S'en suivent plusieurs romans qui semblent tous plus inspirants les uns que les autres : Sorray de Gérard Duhaime qui offre au lecteur de rencontrer, à travers le spectre de la fiction, le quotidien des communautés autochtones du Grand Nord. Une lecture qui s'annonce pleine d'espoir et ancrée dans le territoire, pour reprendre les mots du billet de Topi. La petite fille qui aimait trop les allumettes de Gaëtan Soucy, un coup de coeur de Topi, qui semble être le huis clos viscéral de deux enfants nouvellement orphelins, porté par une langue exigeante et poétique. Colis Topi 4.jpg

 Deux romans de Jocelyne Saucier : Les héritiers de la mine, à nouveau coup de coeur de Topi, qui relate une réunion de famille sur le point d'exploser à cause d'un lourd secret, et Il pleuvait des oiseaux ou la rencontre improbable au fond des bois de deux vieux ermites, une photographe et une dame aux cheveux blancs comme neige. 

Les sangs d'Audrée Wilhelmy, quant à eux, déploient les portraits de sept femmes éprises d'un même homme dévorant.
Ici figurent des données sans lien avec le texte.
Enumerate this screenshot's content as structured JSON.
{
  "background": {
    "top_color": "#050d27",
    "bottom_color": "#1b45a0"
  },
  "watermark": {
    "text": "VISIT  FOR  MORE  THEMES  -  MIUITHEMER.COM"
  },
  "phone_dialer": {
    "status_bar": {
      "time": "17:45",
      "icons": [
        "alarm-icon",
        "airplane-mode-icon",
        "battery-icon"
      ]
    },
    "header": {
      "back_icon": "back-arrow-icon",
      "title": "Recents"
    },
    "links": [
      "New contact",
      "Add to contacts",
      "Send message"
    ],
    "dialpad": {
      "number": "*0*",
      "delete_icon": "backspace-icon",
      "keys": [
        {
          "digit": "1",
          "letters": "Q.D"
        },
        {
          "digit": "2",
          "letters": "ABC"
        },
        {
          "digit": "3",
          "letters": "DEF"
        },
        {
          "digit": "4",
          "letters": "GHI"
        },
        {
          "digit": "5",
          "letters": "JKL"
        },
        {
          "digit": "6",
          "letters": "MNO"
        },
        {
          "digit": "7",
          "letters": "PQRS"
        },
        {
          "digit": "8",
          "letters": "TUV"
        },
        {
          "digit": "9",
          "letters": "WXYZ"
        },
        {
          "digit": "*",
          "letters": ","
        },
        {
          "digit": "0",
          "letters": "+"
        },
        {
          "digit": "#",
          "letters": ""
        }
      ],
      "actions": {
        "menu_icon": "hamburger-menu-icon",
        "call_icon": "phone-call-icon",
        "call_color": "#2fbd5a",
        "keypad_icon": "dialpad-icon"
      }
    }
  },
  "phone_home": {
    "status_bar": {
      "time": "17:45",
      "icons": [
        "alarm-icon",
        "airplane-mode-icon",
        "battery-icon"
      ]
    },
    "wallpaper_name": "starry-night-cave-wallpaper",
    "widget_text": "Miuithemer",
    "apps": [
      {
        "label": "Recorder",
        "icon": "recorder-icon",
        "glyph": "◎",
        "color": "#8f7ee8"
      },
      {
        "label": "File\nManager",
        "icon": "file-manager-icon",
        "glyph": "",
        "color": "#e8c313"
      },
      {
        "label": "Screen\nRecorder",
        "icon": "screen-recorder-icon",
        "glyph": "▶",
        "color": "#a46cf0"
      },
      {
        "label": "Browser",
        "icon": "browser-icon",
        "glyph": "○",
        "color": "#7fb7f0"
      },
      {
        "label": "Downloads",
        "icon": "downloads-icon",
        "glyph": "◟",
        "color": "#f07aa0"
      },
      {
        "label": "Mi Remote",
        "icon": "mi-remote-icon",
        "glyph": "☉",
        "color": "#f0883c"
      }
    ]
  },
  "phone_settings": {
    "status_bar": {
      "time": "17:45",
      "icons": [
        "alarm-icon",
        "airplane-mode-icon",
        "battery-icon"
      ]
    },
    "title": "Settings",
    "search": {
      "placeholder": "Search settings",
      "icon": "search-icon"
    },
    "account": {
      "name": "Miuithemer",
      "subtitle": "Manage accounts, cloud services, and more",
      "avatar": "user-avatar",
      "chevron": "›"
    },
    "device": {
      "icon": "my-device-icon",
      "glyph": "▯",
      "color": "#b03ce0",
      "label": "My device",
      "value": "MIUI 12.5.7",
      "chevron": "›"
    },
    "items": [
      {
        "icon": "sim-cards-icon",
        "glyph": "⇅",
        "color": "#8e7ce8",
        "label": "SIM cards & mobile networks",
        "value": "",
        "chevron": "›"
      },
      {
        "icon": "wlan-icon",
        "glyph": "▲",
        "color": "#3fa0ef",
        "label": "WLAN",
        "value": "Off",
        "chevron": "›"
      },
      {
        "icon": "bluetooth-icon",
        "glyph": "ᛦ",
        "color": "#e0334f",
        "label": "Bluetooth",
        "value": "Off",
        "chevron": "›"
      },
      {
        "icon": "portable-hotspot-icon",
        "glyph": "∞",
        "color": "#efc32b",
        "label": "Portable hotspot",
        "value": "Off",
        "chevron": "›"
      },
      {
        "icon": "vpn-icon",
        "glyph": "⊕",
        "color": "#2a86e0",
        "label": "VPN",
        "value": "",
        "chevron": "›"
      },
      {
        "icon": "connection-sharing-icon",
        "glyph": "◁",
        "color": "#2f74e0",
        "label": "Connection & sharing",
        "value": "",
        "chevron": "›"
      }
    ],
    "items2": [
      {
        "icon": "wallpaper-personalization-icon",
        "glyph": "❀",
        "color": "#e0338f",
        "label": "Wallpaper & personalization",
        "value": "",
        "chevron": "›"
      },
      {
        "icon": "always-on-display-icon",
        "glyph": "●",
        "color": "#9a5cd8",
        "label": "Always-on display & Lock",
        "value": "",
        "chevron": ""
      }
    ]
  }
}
En filigrane, se dessine une réécriture libertine et enflammée du conte de Barbe Bleue.

Enfin, un florilège de littérature québécoise ne serait pas tout à fait au complet sans un titre du célèbre Jacques Poulin ! Ici, il s'agit de la dernière lecture coup de coeur de cet auteur par Topi, La traduction est une histoire d'amour, qui m'emmènera entre les grands espaces naturels et ceux de la création littéraire ; deux espaces qui me parlent et me séduisent.

Colis Topi 5.jpgMais tout ne s'arrête pas à ces ouvrages déjà délicieux ! Ma chère amie de fort fort lointain a également glissé dans son colis Paul à Québec de Michel Rabagliati, écrit en hommage au beau-père de l'auteur.

Et les mots ne sont pas les seuls plaisirs du colis puisqu'il est également rempli de cartes et images - d'art québécois, d'art amérindien mais aussi des paysages de la région de Topi et je découvre à cette occasion la beauté du Québec ! Je dois dire que cela donne grandement des envies de voyage !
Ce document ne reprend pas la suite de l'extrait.